I’d had to let go of the cart and sit down because everything was narrowing down to a tunnel with Caleb at the other end. I tried to count my breaths, and I told Tom to just go, just go, and he didn’t ask what the trigger was. He just went through the sliding doors into the grocery store.

I hold the memory the way Caleb’s chubby fingers would grip the handle of the cart, my fingers closed around themselves like a puzzle. Caleb used to crack himself up, asking for silly things for dinner. I want toilet paper to eat! I’ll eat it all! And he’d cackle and I’d laugh and we’d putter around the store, doing the things that only the two of us in the whole world do, but now I’m doing the breathing stuff Dr. B’s been working on with me. 

In. Out. In. Out. Feel your lungs expand. I can’t go in the store. Can’t. Can’t. Can’t. Tom says won’t, but it’s not that. It’s just a word, but it’s a word that he’s pushing around with the cart right now, filling it with meals that he’ll prepare, and I won’t eat, and I can feel his rage from where I’m sitting. I have no room for anger, though. The despair is too big and too heavy. There’s no space for anything else.

It’s been three months, he’d said. Fifteen weeks and two days, I’d said, and his jaw did that thing that was new like so many other things that were new since Caleb left. Died, Dr. B’s voice shoves me, but I whisper left. I don’t like the vocabulary I’m asked to use—words like trigger, mindfulness, ruminative coping, adaptive grieving, and bereavement pathways--so I don’t. So stubborn. That’s new too.

Something nudges my ankle, and I look down. There’s a collarless little dog sitting by my right foot, a brown terrier mutt. It looks like Toto but brown and not quite like Toto after all.  It’s looking up at me, and I recognize him immediately. If I hadn’t been looking, I wouldn’t have seen him. Caleb, I whisper, and the little dog wags his tail and lets me stretch my hands around his warm belly and lift him to my lap where he perches like a toddler.

There’s a fat tick under his left eye like a gray teardrop, and I pinch it off. All that stuff about matches and tweezers is unnecessary. You just have to know what to do, and my hands remember. Like holding a newborn with its head like a giant flower on a narrow stem or rubbing a sweaty back just right after a nightmare or cutting a sandwich into two perfect, crustless triangles. It’s been fifteen weeks and two days since they’ve had work to do, but my hands remember. As the dog and I gaze into each other’s eyes, I know he remembers too. Caleb.

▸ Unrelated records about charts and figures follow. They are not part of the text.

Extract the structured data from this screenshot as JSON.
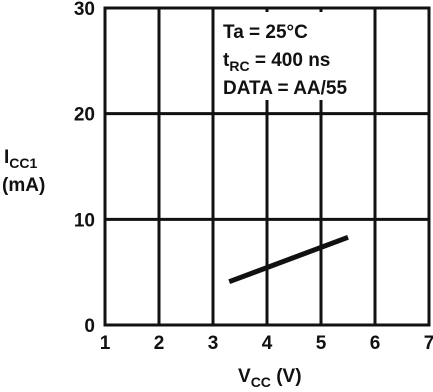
{
  "chart_data": {
    "type": "line",
    "title": "",
    "xlabel": {
      "main": "V",
      "sub": "CC",
      "unit": " (V)"
    },
    "ylabel": {
      "main": "I",
      "sub": "CC1",
      "unit": "(mA)"
    },
    "xlim": [
      1,
      7
    ],
    "ylim": [
      0,
      30
    ],
    "xticks": [
      1,
      2,
      3,
      4,
      5,
      6,
      7
    ],
    "yticks": [
      0,
      10,
      20,
      30
    ],
    "grid": true,
    "annotations": [
      {
        "main": "Ta = 25°C",
        "sub": "",
        "rest": ""
      },
      {
        "main": "t",
        "sub": "RC",
        "rest": " = 400 ns"
      },
      {
        "main": "DATA = AA/55",
        "sub": "",
        "rest": ""
      }
    ],
    "series": [
      {
        "x": [
          3.3,
          5.5
        ],
        "y": [
          4.1,
          8.3
        ]
      }
    ]
  }
}
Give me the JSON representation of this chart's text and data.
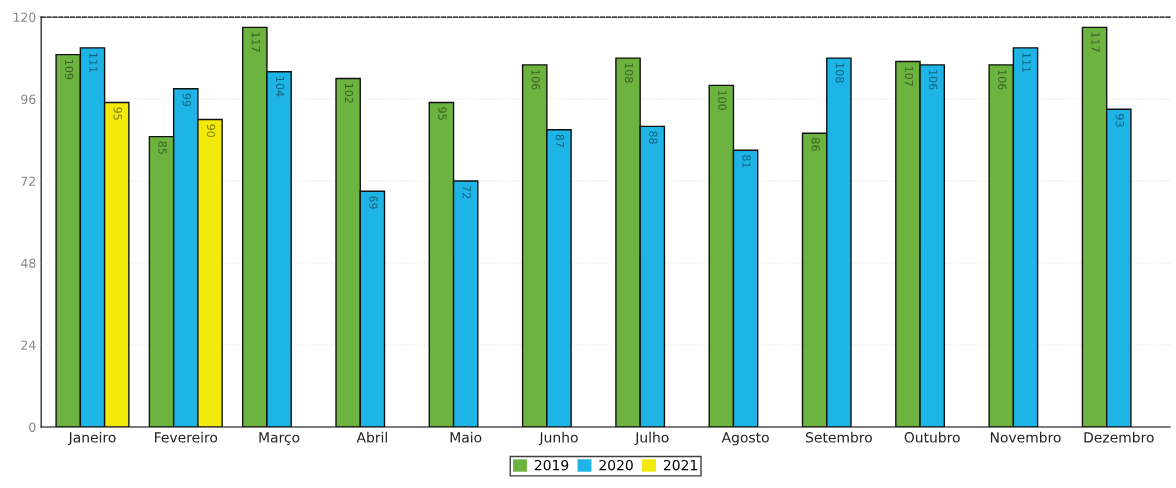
{
  "chart_data": {
    "type": "bar",
    "categories": [
      "Janeiro",
      "Fevereiro",
      "Março",
      "Abril",
      "Maio",
      "Junho",
      "Julho",
      "Agosto",
      "Setembro",
      "Outubro",
      "Novembro",
      "Dezembro"
    ],
    "series": [
      {
        "name": "2019",
        "color": "#6db33f",
        "values": [
          109,
          85,
          117,
          102,
          95,
          106,
          108,
          100,
          86,
          107,
          106,
          117
        ]
      },
      {
        "name": "2020",
        "color": "#1eb4e6",
        "values": [
          111,
          99,
          104,
          69,
          72,
          87,
          88,
          81,
          108,
          106,
          111,
          93
        ]
      },
      {
        "name": "2021",
        "color": "#f2ea0a",
        "values": [
          95,
          90,
          null,
          null,
          null,
          null,
          null,
          null,
          null,
          null,
          null,
          null
        ]
      }
    ],
    "ylim": [
      0,
      120
    ],
    "yticks": [
      0,
      24,
      48,
      72,
      96,
      120
    ],
    "grid": "y",
    "legend": "bottom",
    "data_labels": true
  }
}
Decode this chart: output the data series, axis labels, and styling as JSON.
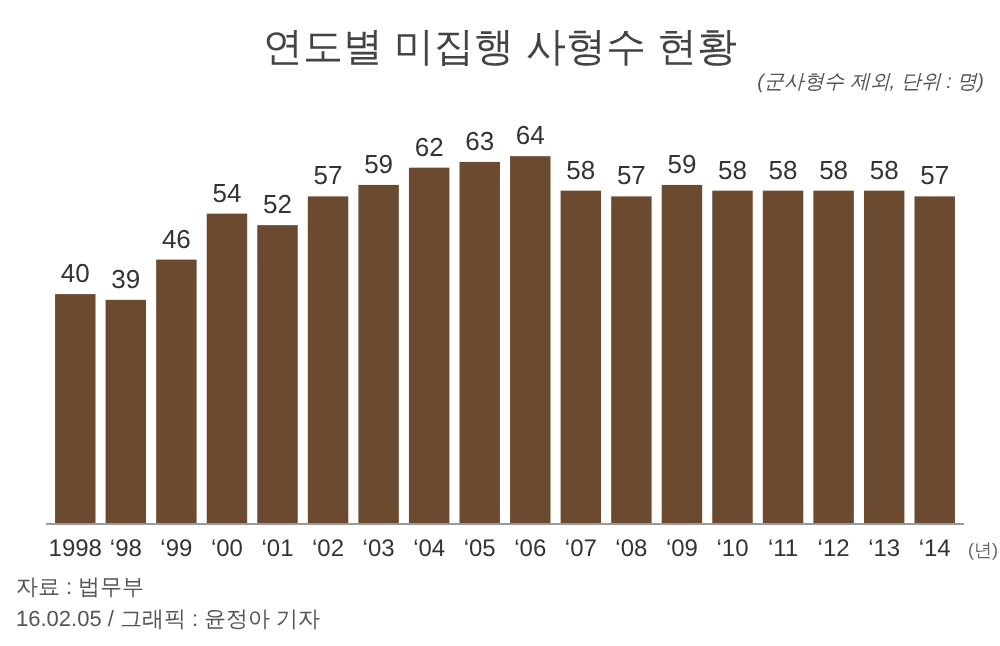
{
  "chart_data": {
    "type": "bar",
    "title": "연도별 미집행 사형수 현황",
    "subtitle": "(군사형수 제외, 단위 : 명)",
    "xlabel": "(년)",
    "categories": [
      "1998",
      "‘98",
      "‘99",
      "‘00",
      "‘01",
      "‘02",
      "‘03",
      "‘04",
      "‘05",
      "‘06",
      "‘07",
      "‘08",
      "‘09",
      "‘10",
      "‘11",
      "‘12",
      "‘13",
      "‘14"
    ],
    "values": [
      40,
      39,
      46,
      54,
      52,
      57,
      59,
      62,
      63,
      64,
      58,
      57,
      59,
      58,
      58,
      58,
      58,
      57
    ],
    "color": "#6b4a2f",
    "tick_labels": "x",
    "data_labels": true,
    "annotations": [
      "자료 : 법무부",
      "16.02.05 / 그래픽 : 윤정아 기자"
    ]
  }
}
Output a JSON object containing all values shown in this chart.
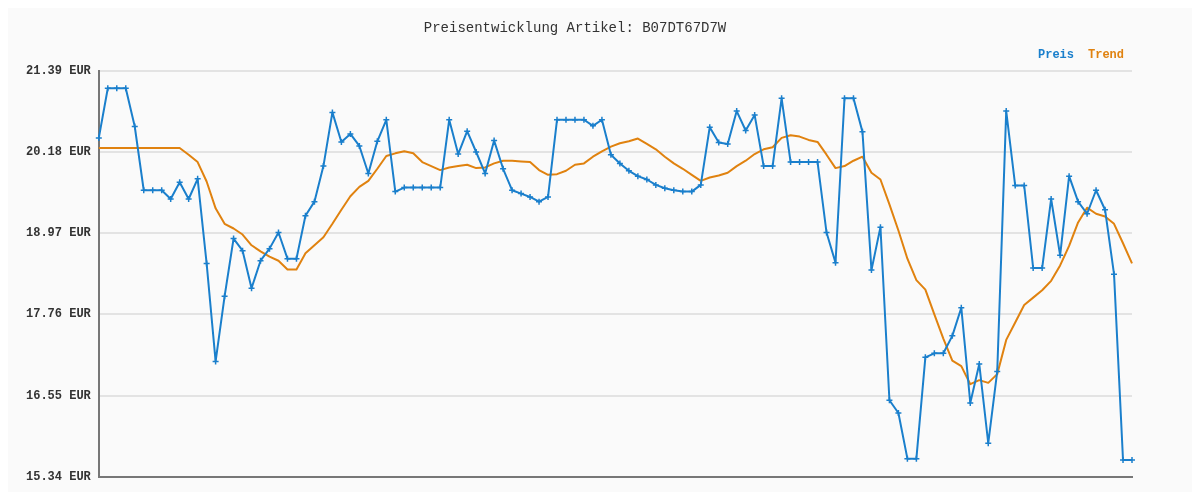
{
  "chart_data": {
    "type": "line",
    "title": "Preisentwicklung Artikel: B07DT67D7W",
    "categories": [
      null,
      null,
      null,
      null,
      null,
      null,
      null,
      null,
      null,
      null,
      null,
      null,
      null,
      null,
      null,
      null,
      null,
      null,
      null,
      null,
      null,
      null,
      null,
      null,
      null,
      null,
      null,
      null,
      null,
      null,
      null,
      null,
      null,
      null,
      null,
      null,
      null,
      null,
      null,
      null,
      null,
      null,
      null,
      null,
      null,
      null,
      null,
      null,
      null,
      null,
      null,
      null,
      null,
      null,
      null,
      null,
      null,
      null,
      null,
      null,
      null,
      null,
      null,
      null,
      null,
      null,
      null,
      null,
      null,
      null,
      null,
      null,
      null,
      null,
      null,
      null,
      null,
      null,
      null,
      null,
      null,
      null,
      null,
      null,
      null,
      null,
      null,
      null,
      null,
      null,
      null,
      null,
      null,
      null,
      null,
      null,
      null,
      null,
      null,
      null,
      null,
      null,
      null,
      null,
      null,
      null,
      null,
      null,
      null,
      null,
      null,
      null,
      null,
      null,
      null,
      null
    ],
    "series": [
      {
        "name": "Preis",
        "color": "#1a7fcc",
        "marker": "cross",
        "values": [
          20.39,
          21.13,
          21.13,
          21.13,
          20.56,
          19.61,
          19.61,
          19.61,
          19.48,
          19.73,
          19.48,
          19.78,
          18.52,
          17.06,
          18.03,
          18.89,
          18.71,
          18.15,
          18.56,
          18.74,
          18.98,
          18.59,
          18.59,
          19.23,
          19.44,
          19.97,
          20.77,
          20.33,
          20.45,
          20.27,
          19.86,
          20.34,
          20.66,
          19.59,
          19.65,
          19.65,
          19.65,
          19.65,
          19.65,
          20.66,
          20.15,
          20.49,
          20.18,
          19.86,
          20.35,
          19.93,
          19.61,
          19.56,
          19.51,
          19.44,
          19.51,
          20.66,
          20.66,
          20.66,
          20.66,
          20.57,
          20.66,
          20.14,
          20.01,
          19.9,
          19.82,
          19.77,
          19.69,
          19.64,
          19.61,
          19.59,
          19.59,
          19.69,
          20.55,
          20.32,
          20.3,
          20.79,
          20.5,
          20.73,
          19.97,
          19.97,
          20.98,
          20.03,
          20.03,
          20.03,
          20.03,
          18.98,
          18.53,
          20.98,
          20.98,
          20.48,
          18.42,
          19.06,
          16.48,
          16.29,
          15.61,
          15.61,
          17.12,
          17.18,
          17.18,
          17.44,
          17.86,
          16.44,
          17.02,
          15.84,
          16.91,
          20.79,
          19.68,
          19.68,
          18.45,
          18.45,
          19.48,
          18.64,
          19.82,
          19.44,
          19.26,
          19.61,
          19.32,
          18.36,
          15.59,
          15.59
        ]
      },
      {
        "name": "Trend",
        "color": "#e0820f",
        "marker": "none",
        "values": [
          20.24,
          20.24,
          20.24,
          20.24,
          20.24,
          20.24,
          20.24,
          20.24,
          20.24,
          20.24,
          20.14,
          20.03,
          19.74,
          19.34,
          19.11,
          19.04,
          18.95,
          18.79,
          18.7,
          18.62,
          18.56,
          18.43,
          18.43,
          18.67,
          18.79,
          18.91,
          19.11,
          19.32,
          19.52,
          19.66,
          19.75,
          19.93,
          20.12,
          20.16,
          20.19,
          20.16,
          20.03,
          19.97,
          19.91,
          19.95,
          19.97,
          19.99,
          19.94,
          19.95,
          20.01,
          20.05,
          20.05,
          20.04,
          20.03,
          19.91,
          19.84,
          19.85,
          19.9,
          19.99,
          20.01,
          20.11,
          20.19,
          20.26,
          20.31,
          20.34,
          20.38,
          20.3,
          20.22,
          20.11,
          20.01,
          19.93,
          19.84,
          19.75,
          19.8,
          19.83,
          19.87,
          19.97,
          20.05,
          20.15,
          20.22,
          20.25,
          20.39,
          20.43,
          20.41,
          20.36,
          20.33,
          20.14,
          19.94,
          19.97,
          20.05,
          20.11,
          19.87,
          19.77,
          19.4,
          19.01,
          18.59,
          18.27,
          18.13,
          17.76,
          17.4,
          17.07,
          16.99,
          16.72,
          16.78,
          16.74,
          16.87,
          17.38,
          17.64,
          17.9,
          18.01,
          18.12,
          18.26,
          18.49,
          18.78,
          19.13,
          19.35,
          19.26,
          19.22,
          19.11,
          18.82,
          18.52
        ]
      }
    ],
    "ylim": [
      15.34,
      21.39
    ],
    "yticks": [
      {
        "value": 15.34,
        "label": "15.34 EUR"
      },
      {
        "value": 16.55,
        "label": "16.55 EUR"
      },
      {
        "value": 17.76,
        "label": "17.76 EUR"
      },
      {
        "value": 18.97,
        "label": "18.97 EUR"
      },
      {
        "value": 20.18,
        "label": "20.18 EUR"
      },
      {
        "value": 21.39,
        "label": "21.39 EUR"
      }
    ],
    "grid": "y",
    "legend": "top right",
    "tick_labels": "y",
    "line_style": "solid"
  }
}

Tom doesn’t know how to say no to me anymore, so the three of us go home together. Tom calls it a mutt, but Dr. B calls it an affirmation of life, so I win. She suggests so, so, so gently that I find a different name, a name that will represent this new chapter in your story, but it’s Caleb, and I don’t even care how Tom winces every time I call him to me. I don’t care that the house echoes with his anger. It’s just a dog! But I know what’s real.

He makes me choose after twenty-seven weeks and four days, and it’s not a choice. I don’t even need Dr. B anymore. Caleb and I sit on the couch together while Tom packs a bag. I’ll be at my parents’ until I find my own place. I’ll get the rest of my stuff after I figure out what I’m doing. I feel bad for him, but I already know what I’m doing. I gather Caleb up in my arms, and he doesn’t even wiggle much as I hold him tight against my breasts and rock back and forth, enjoying the silence with my little boy.